• Beth Perdue

Struggling with your emotions? Let it RAIN.

Continuing from yesterday’s post, RAIN is another technique recommended by Dr. Santos for becoming more resilient in tough times. Like other forms of meditation, it is a way of bringing awareness to our lives.


So many of us operate on autopilot as we live out our days. Even when we react to situations with anxiety or stress, we aren’t always aware of the specific feelings and the reasons behind them, as much as we are responding to them in repetitive, unconscious ways.


Feel anxiety?
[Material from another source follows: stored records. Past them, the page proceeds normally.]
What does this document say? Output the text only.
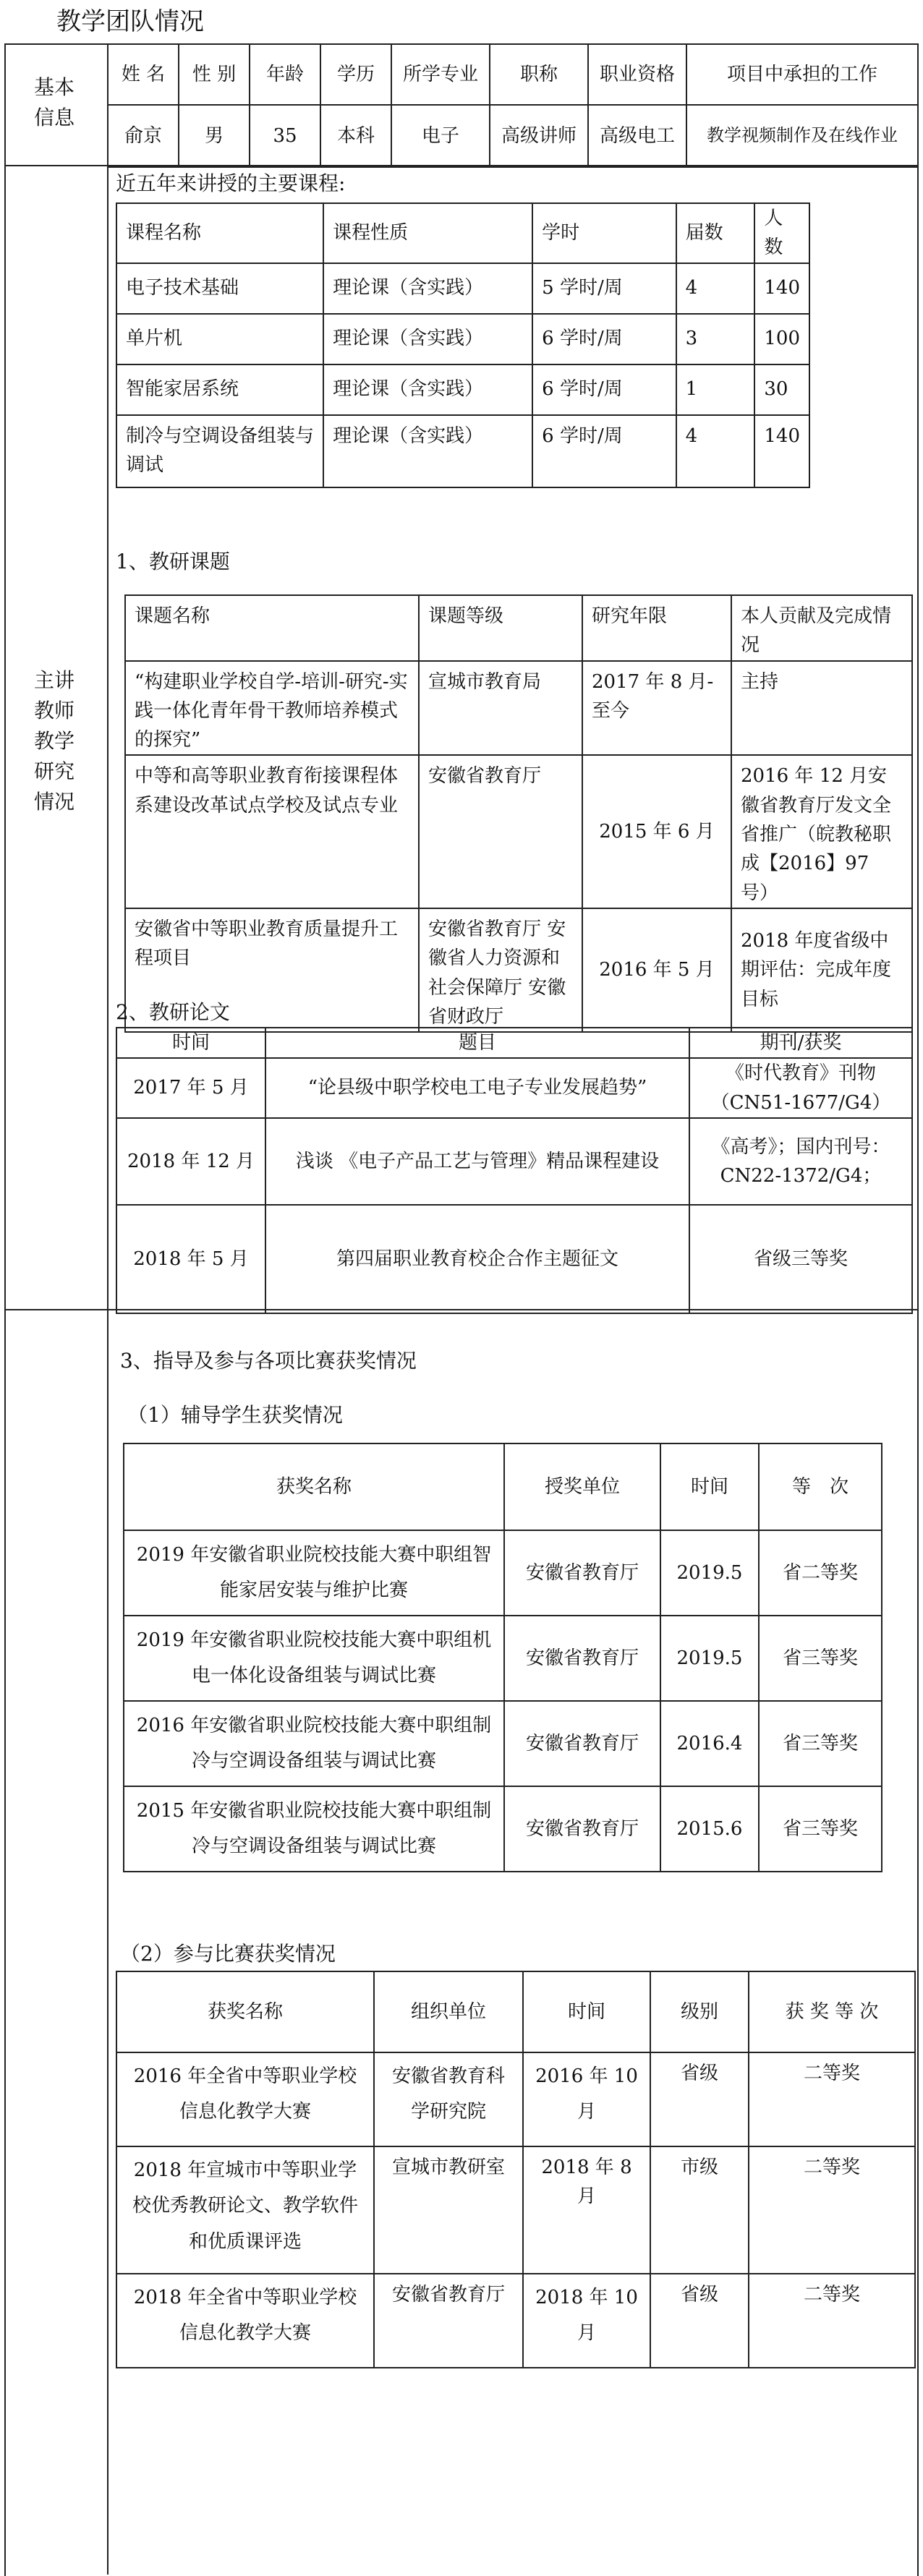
教学团队情况
基本信息
主讲教师教学研究情况
姓 名	性 别	年龄	学历	所学专业	职称	职业资格	项目中承担的工作
俞京	男	35	本科	电子	高级讲师	高级电工	教学视频制作及在线作业
近五年来讲授的主要课程:
课程名称	课程性质	学时	届数	人数
电子技术基础	理论课（含实践）	5 学时/周	4	140
单片机	理论课（含实践）	6 学时/周	3	100
智能家居系统	理论课（含实践）	6 学时/周	1	30
制冷与空调设备组装与调试	理论课（含实践）	6 学时/周	4	140
1、教研课题
课题名称	课题等级	研究年限	本人贡献及完成情况
“构建职业学校自学-培训-研究-实践一体化青年骨干教师培养模式的探究”	宣城市教育局	2017 年 8 月-至今	主持
中等和高等职业教育衔接课程体系建设改革试点学校及试点专业	安徽省教育厅	2015 年 6 月	2016 年 12 月安徽省教育厅发文全省推广（皖教秘职成【2016】97 号）
安徽省中等职业教育质量提升工程项目	安徽省教育厅 安徽省人力资源和社会保障厅 安徽省财政厅	2016 年 5 月	2018 年度省级中期评估：完成年度目标
2、教研论文
时间	题目	期刊/获奖
2017 年 5 月	“论县级中职学校电工电子专业发展趋势”	《时代教育》刊物（CN51-1677/G4）
2018 年 12 月	浅谈 《电子产品工艺与管理》精品课程建设	《高考》；国内刊号：CN22-1372/G4；
2018 年 5 月	第四届职业教育校企合作主题征文	省级三等奖
3、指导及参与各项比赛获奖情况
（1）辅导学生获奖情况
获奖名称	授奖单位	时间	等　次
2019 年安徽省职业院校技能大赛中职组智能家居安装与维护比赛	安徽省教育厅	2019.5	省二等奖
2019 年安徽省职业院校技能大赛中职组机电一体化设备组装与调试比赛	安徽省教育厅	2019.5	省三等奖
2016 年安徽省职业院校技能大赛中职组制冷与空调设备组装与调试比赛	安徽省教育厅	2016.4	省三等奖
2015 年安徽省职业院校技能大赛中职组制冷与空调设备组装与调试比赛	安徽省教育厅	2015.6	省三等奖
（2）参与比赛获奖情况
获奖名称	组织单位	时间	级别	获 奖 等 次
2016 年全省中等职业学校信息化教学大赛	安徽省教育科学研究院	2016 年 10 月	省级	二等奖
2018 年宣城市中等职业学校优秀教研论文、教学软件和优质课评选	宣城市教研室	2018 年 8 月	市级	二等奖
2018 年全省中等职业学校信息化教学大赛	安徽省教育厅	2018 年 10 月	省级	二等奖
Scroll through some social media posts, binge watch Netflix, or eat an entire bag of potato chips, and hours later you’ll have successfully distracted yourself from the uncomfortable feelings, without ever having to acknowledge them or consider what was making you feel that way.


The process known as RAIN offers an alternative and more mindful way to react to difficult feelings. It is a practice for consciously considering and choosing our thoughts and beliefs, instead of continuing to live on autopilot.


The acronym and practice comes from Tara Brach, a psychologist, author and teacher who founded the Insight Meditation Community in Washington D.C. Brach uses the acronym to describe the four-step process for coping with challenging emotions: Recognize, Allow, Investigate, and Nurture, or RAIN.


In her book Radical Compassion, she describes RAIN this way. “Simply put,” she writes, “RAIN awakens mindfulness and compassion, applies them to the places where we are stuck, and untangles emotional suffering.”


The process begins with recognizing the emotions you’re feeling, but to do that, you need to be aware of them.


While that sounds simple — we know how we feel, right? — it’s often not.


We have become so good at burying our emotions that it takes repeated practice and intention to stop in the moment of experiencing a difficult feeling to be able to acknowledge it and recognize it for what it is.


After recognition, the next three steps in the process are what helps us, over repeated practice, live more mindfully and with more loving-kindness and compassion.


As Brach writes, “The practice of RAIN…lets us reconnect with presence and our naturally caring hearts.”


If you’d like to try the practice, you can find more information on each of the steps on Brach’s website.


Or, if you’d like to dive even deeper, see her books Radical Compassion: Learning to Love Yourself and Your World with the Practice of RAIN, and Radical Acceptance: Embracing Your Life with the Heart of a Buddha.